What will it take to break out of those habits and flex some offensive muscle on the road? Will they ever be able to sustain good road production over the course of an entire season? Mechanically the answers to their woes overlap with best practices at the plate more generally: put the ball in play, use the big part of the field, move the runners along, etc. But for the Rockies it feels like a bigger issue than that because of the power of the narrative (based in facts, unfortunately) that this team cannot and will not ever win away from Coors Field.
There is no quick fix; I would like to think that, if there was, somebody would have found it by now. It will likely be a matter of a longer process, one in which better approaches at the plate are propped up by the confidence of getting a key win here and a key win there. Winning two games in L.A. the way they did, in particular with an impressive extra innings rally Friday night, got this team a couple of those wins.
While we would like to see the lineup post six runs a game on the road, improved run prevention sure helps the team have a chance to steal more of those classic nail-biter games when they do happen. The benefits of stingy defense was on display in Los Angeles, as a number of great plays kept Friday’s game 2-2 to set up the extra innings victory and then held off rallies in the rubber match victory on Sunday.
Between their uber-athletic outfield, the freakish plays of Nolan Arenado and Troy Tulowitzki, and the steady play of DJ LeMahieu and Justin Morneau, the Rockies are playing superb defense. Appropriately, this has gotten attention in recent days. Eric Garcia McKinley and then Jonah Keri both noted the greatness of the Rockies infield defense despite their lack of shifts, while our own Lev Cohen went position by position to look at the strong results thus far.
The Rockies are guaranteed to have fluidity in their starting rotation and their bullpen over the course of the season.
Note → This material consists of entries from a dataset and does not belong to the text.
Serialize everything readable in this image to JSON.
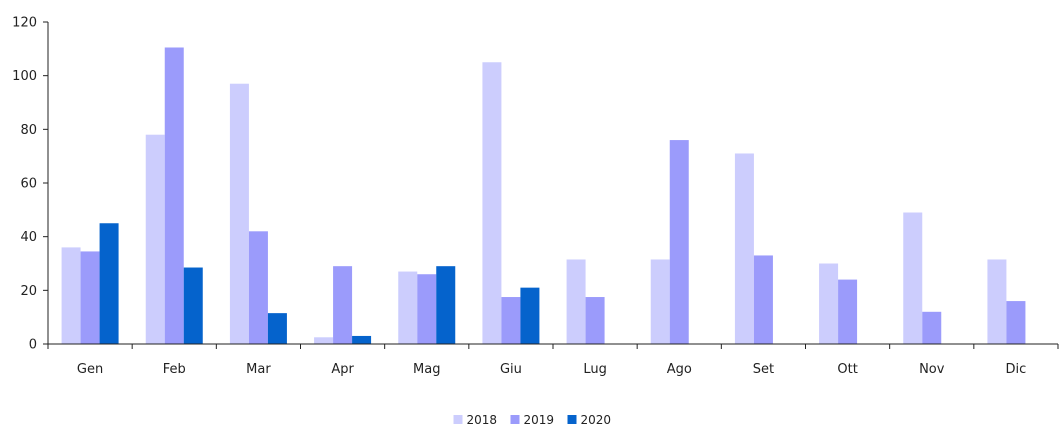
{
  "chart_data": {
    "type": "bar",
    "categories": [
      "Gen",
      "Feb",
      "Mar",
      "Apr",
      "Mag",
      "Giu",
      "Lug",
      "Ago",
      "Set",
      "Ott",
      "Nov",
      "Dic"
    ],
    "series": [
      {
        "name": "2018",
        "color": "#cccdfd",
        "values": [
          36,
          78,
          97,
          2.5,
          27,
          105,
          31.5,
          31.5,
          71,
          30,
          49,
          31.5
        ]
      },
      {
        "name": "2019",
        "color": "#9b9bfb",
        "values": [
          34.5,
          110.5,
          42,
          29,
          26,
          17.5,
          17.5,
          76,
          33,
          24,
          12,
          16
        ]
      },
      {
        "name": "2020",
        "color": "#0563cc",
        "values": [
          45,
          28.5,
          11.5,
          3,
          29,
          21,
          null,
          null,
          null,
          null,
          null,
          null
        ]
      }
    ],
    "yticks": [
      "0",
      "20",
      "40",
      "60",
      "80",
      "100",
      "120"
    ],
    "ylim": [
      0,
      120
    ],
    "grid": false,
    "legend_position": "bottom-center"
  }
}
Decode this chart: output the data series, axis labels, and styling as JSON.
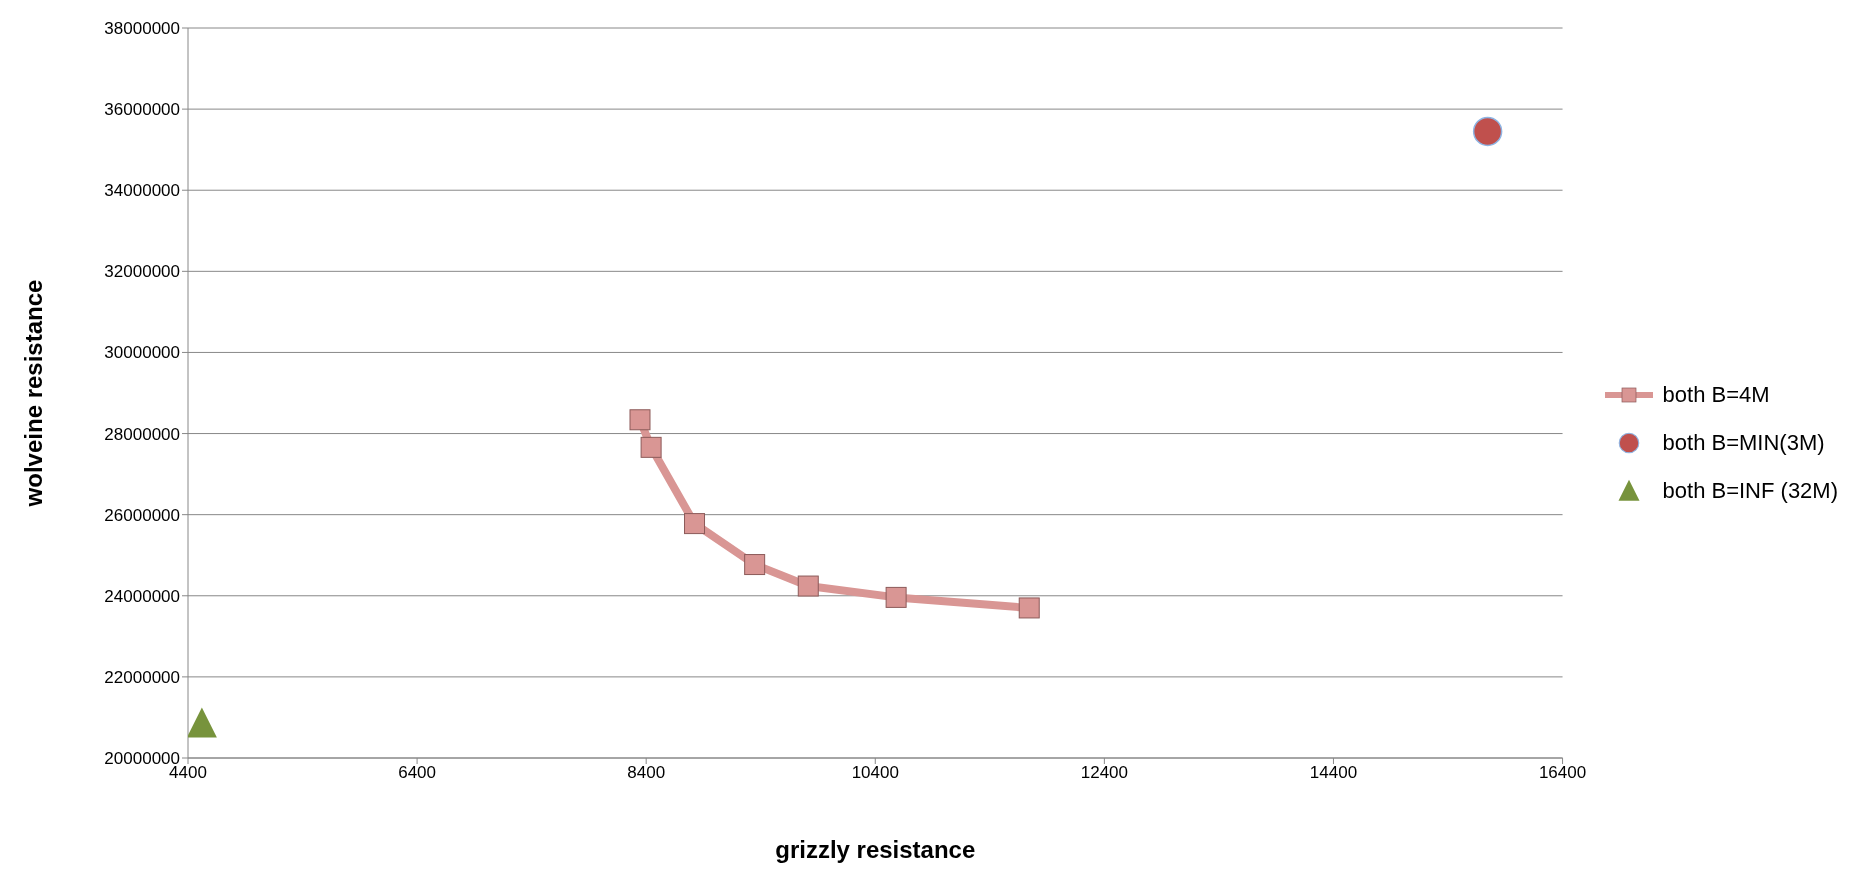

Pleasantly enough, they will still have a chance to have a decent pitching staff, and plays like these are no small part of that equation:
The truly deep lineup
For years we have told ourselves that the Rockies have a deep lineup, one that scares opposing pitchers beyond superstars Carlos Gonzalez and Troy Tulowitzki. This year we get to see what that looks like when it is actually true. Charlie Blackmon, Nolan Arenado, and Justin Morneau are white hot to start this season. The production from those three creates legitimate intrigue about what this offense might look like when Wilin Rosario and Michael Cuddyer get healthy.
So far this team has been able to win when CarGo and Tulo are not dialed in. They have the potential, then, to seriously bludgeon people when one or both of those stars get hot. And hopefully, hopefully, hopefully that means we will see fewer no-show-games away from Coors Field.
Things looked good this past weekend in Los Angeles, and it was a beautiful sight indeed.